(This story has been reposted from The Quint’s archives on the occasion of Anish Kapoor’s birthday. It was originally published on 12 March 2018.)
If you are looking for wizards, and not the JK Rowling kind, then you might as well turn to master visualiser Anish Kapoor’s exemplary body of work. Words such as virtuoso, maestro, and genius attributed to this man, known for his colossal yet adventurous artworks, fall short of describing the artist.
Touted as one of the most influential British sculptors from his generation, Kapoor is credited with creating some of the most iconic obtuse yet high-drama installation adventures as public art. But let us learn more about his life.
Kapoor was born in Mumbai to parents of Hindu-Jewish heritage. With his father being a hydrographer in the navy, Kapoor spent most of his childhood at the shores collecting data and charting marine navigation, The Guardian reported.
He later attended the elite Doon school in Dehradun. Despite his “cosmopolitan” schooling, his years at what is known as “India’s Eton” were short-lived. He ended up detesting his school days. As a young Jewish boy who was troubled by his sense of belonging, he spent years undergoing psychoanalysis in his 20s, the report added.
When Kapoor’s Turmoil Helped Him Discover His True Calling
According to the report, Kapoor’s “wonderfully modern” parents were keen for both their sons to see the world. At the age of 16 in 1970, he moved to Israel and lived on a kibbutz and studied electrical engineering. His true calling, he later realised, lay in art. In 1973, his relocation to London to study art at the Hornsey College of Art and then the Chelsea School of Art and Design was a “total liberation” from the period of psychological turmoil that had besieged his identity in his late teens.

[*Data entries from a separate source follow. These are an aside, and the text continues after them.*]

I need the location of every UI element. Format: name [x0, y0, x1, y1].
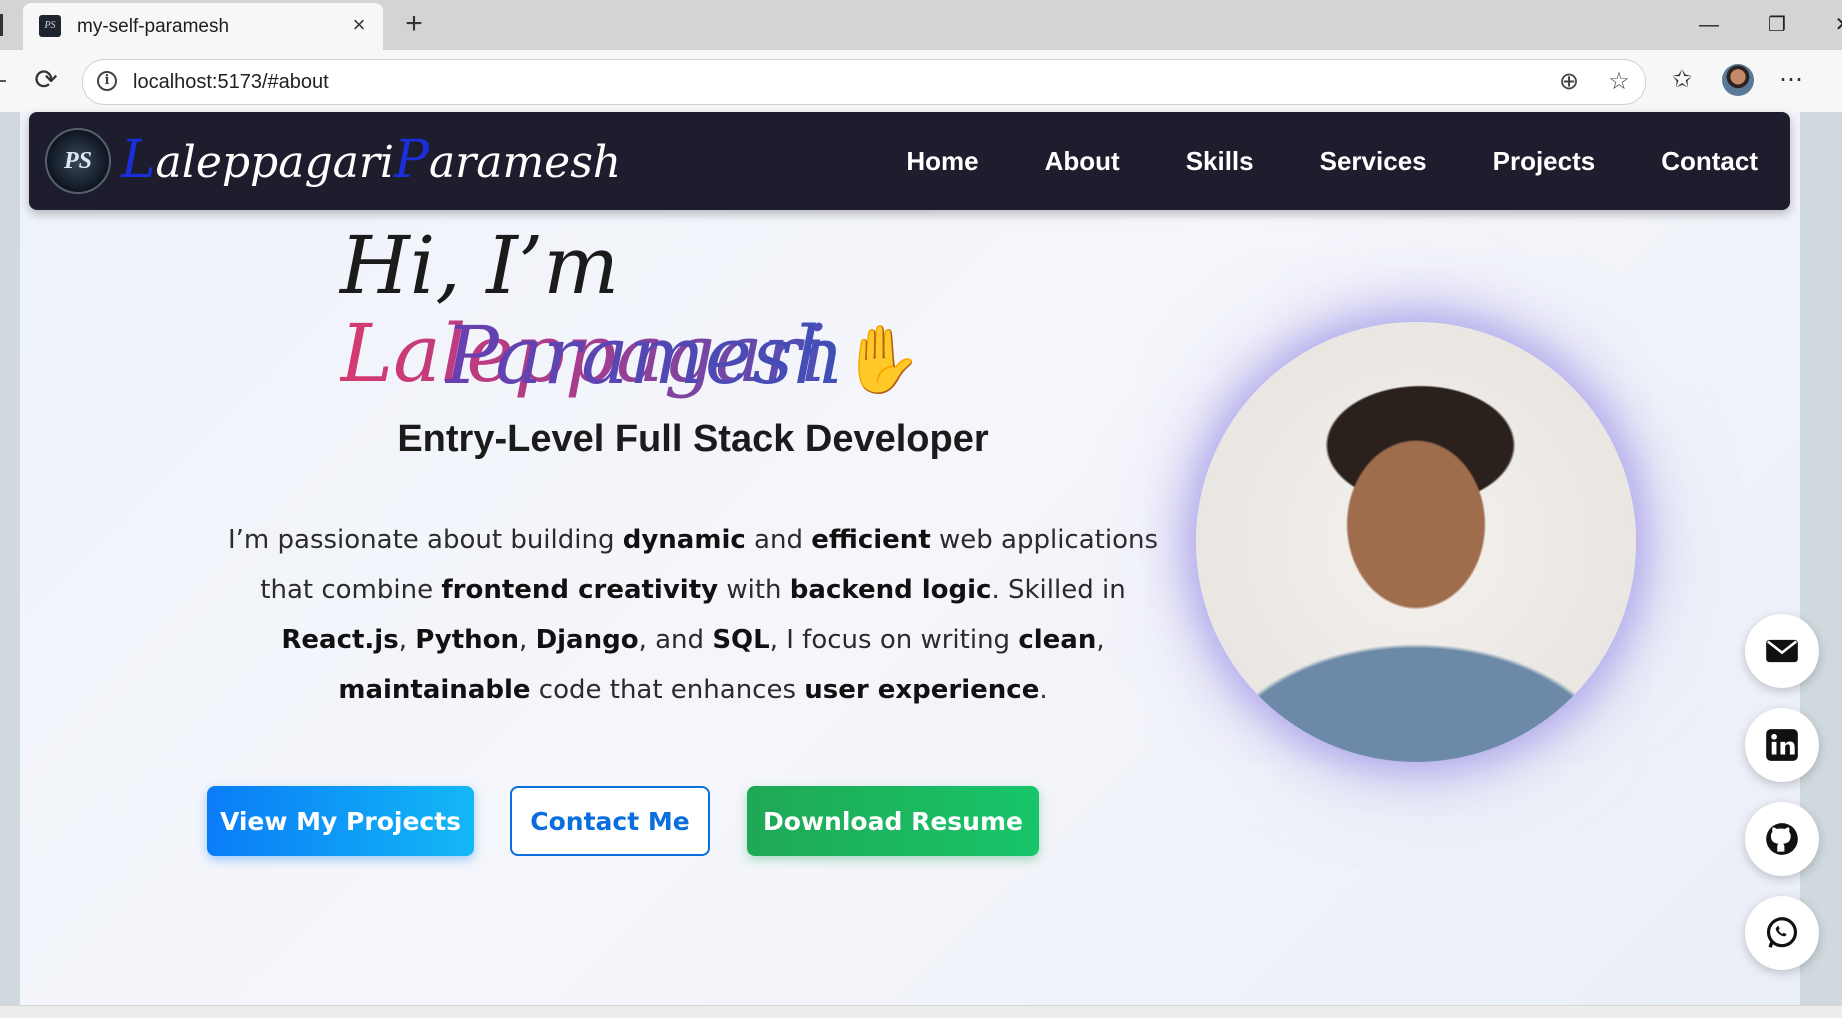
linkedin-button[interactable] [1745, 708, 1819, 782]
address-bar[interactable]: i localhost:5173/#about ⊕ ☆ [82, 59, 1646, 105]
favorites-icon[interactable]: ✩ [1666, 64, 1698, 96]
brand-rest-first: aleppagari [155, 137, 394, 188]
favicon-icon: PS [39, 15, 61, 37]
reload-icon[interactable]: ⟳ [30, 64, 62, 96]
greeting-prefix: Hi, I’m [340, 219, 620, 312]
hero-role: Entry-Level Full Stack Developer [397, 418, 989, 460]
site-navbar: PS LaleppagariParamesh Home About Skills… [29, 112, 1790, 210]
tab-title: my-self-paramesh [77, 16, 230, 37]
hero-last-name: Paramesh [445, 309, 845, 402]
email-icon [1766, 639, 1798, 663]
bottom-edge [0, 1005, 1842, 1018]
contact-me-button[interactable]: Contact Me [510, 786, 710, 856]
nav-link-projects[interactable]: Projects [1493, 146, 1596, 177]
minimize-icon[interactable]: — [1694, 10, 1724, 40]
nav-link-about[interactable]: About [1045, 146, 1120, 177]
window-close-icon[interactable]: ✕ [1828, 10, 1842, 40]
browser-tabstrip: PS my-self-paramesh × + — ❐ ✕ [0, 0, 1842, 50]
logo-badge[interactable]: PS [45, 128, 111, 194]
site-info-icon[interactable]: i [97, 71, 117, 91]
more-menu-icon[interactable]: ⋯ [1775, 64, 1807, 96]
email-button[interactable] [1745, 614, 1819, 688]
profile-photo [1196, 322, 1636, 762]
new-tab-icon[interactable]: + [400, 8, 428, 40]
zoom-icon[interactable]: ⊕ [1555, 68, 1583, 96]
github-icon [1766, 823, 1798, 855]
brand-initial-first: L [121, 130, 156, 190]
tab-edge [0, 14, 3, 36]
favorite-star-icon[interactable]: ☆ [1605, 68, 1633, 96]
nav-link-home[interactable]: Home [906, 146, 978, 177]
brand-name[interactable]: LaleppagariParamesh [121, 130, 621, 190]
brand-initial-last: P [393, 130, 429, 190]
whatsapp-icon [1766, 917, 1798, 948]
hero-description: I’m passionate about building dynamic an… [227, 525, 1159, 705]
browser-toolbar: ⟳ i localhost:5173/#about ⊕ ☆ ✩ ⋯ [0, 50, 1842, 113]
profile-avatar[interactable] [1722, 64, 1754, 96]
waving-hand-icon: ✋ [840, 321, 924, 398]
github-button[interactable] [1745, 802, 1819, 876]
hero-last-name-line: Paramesh [445, 312, 1045, 400]
back-icon[interactable] [0, 80, 6, 82]
restore-icon[interactable]: ❐ [1762, 10, 1792, 40]
tab-close-icon[interactable]: × [347, 13, 371, 37]
url-text[interactable]: localhost:5173/#about [133, 71, 329, 94]
whatsapp-button[interactable] [1745, 896, 1819, 970]
nav-link-contact[interactable]: Contact [1661, 146, 1758, 177]
brand-rest-last: aramesh [428, 137, 622, 188]
nav-links: Home About Skills Services Projects Cont… [840, 112, 1758, 210]
browser-tab-active[interactable]: PS my-self-paramesh × [23, 3, 383, 50]
nav-link-skills[interactable]: Skills [1186, 146, 1254, 177]
linkedin-icon [1766, 729, 1798, 761]
view-projects-button[interactable]: View My Projects [207, 786, 474, 856]
nav-link-services[interactable]: Services [1320, 146, 1427, 177]
download-resume-button[interactable]: Download Resume [747, 786, 1039, 856]
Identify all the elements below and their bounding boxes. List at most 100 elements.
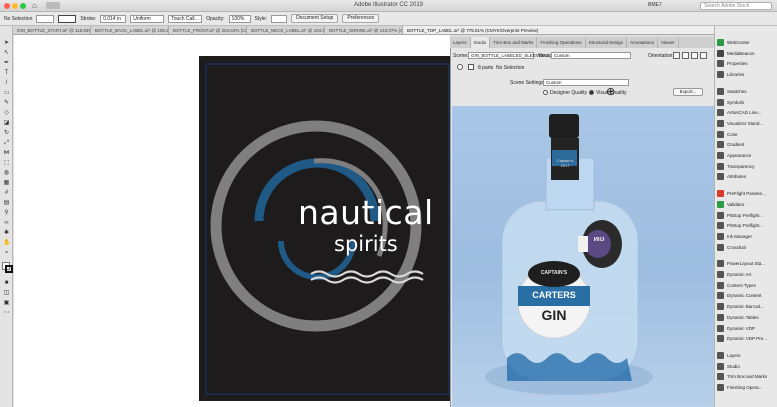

Art seemed to have offered the troubled “Kibbutznik Jewish Indian” visual artist-in-the-making a vital medium of expression.
But it certainly didn’t come easy, especially as a means of living in the 1970s when a paltry 10 British artists were finding it tough to make a living from their art.
The Guardian report added that a trip back to India was a blessing in disguise. It was an epiphany that helped him discover “the ritual” in his art.
This application of craft led him to his first awe-inspiring creation – the massive steel structure ‘Marsyas’ in 1992.
After his breakthrough moment, the knighted artist’s signature sculptures till date have been seen in New York, London, Chicago, Istanbul, Jerusalem and Delhi, among other places.
His best-known works include the concrete stucco tower ‘Building for Void’ (1992), the bean-shaped ‘Cloud Gate’ (2006) in Chicago, the hour-glass shaped ‘Turning the world upside down’ (2010) in Jerusalem, the inflated mobile concert hall ‘Ark of Nova’ in Japan, the giant whirlpool of water ‘Descension’ (2014) exhibited at the Kochi-Biennale, India’s first contemporary, the Culture Trip reported.
Since the early 1980s, the use of blood, wax, brightly colored pigments, female anatomy and geometric forms has been predominant in his artwork, the Guardian report added.
With the use mirrored objects that camouflage themselves in their environment, illusion has been a staple in all of Kapoor’s artworks.
When Kapoor’s Provocative Art Invited Outrage
The sculptor wizard has often engaged in creating art that is provocative, why is precisely why he invokes admiration as well as disapproval.
Kapoor courted controversy for ‘Dirty Corner’ (2011), a massive steel sculptured erected in Paris’ Palace of Versailles. Kapoor said it was symbolic of “Queen’s Vagina.” The sculpture was defaced and vandalised with anti-Semitic slogans for its “sexual” nature. The next year, spiral walkaway ‘ArcelorMittal Orbit’ commissioned for 2012 London Olympics was criticised for being a “vanity project.”
Enter Vantablack, the darkest substance on earth. Kapoor bought exclusive rights to the material but his act of monopoly was met with disdain. Despite criticism, Kapoor’s work has been lauded over the years for stimulating viewers’ minds to see beyond the obvious.
Unflinchingly accepting the argument and outrage over his works, Kapoor said:
We live in a fractured world. I’ve always seen it as my role as an artist to attempt to make wholeness.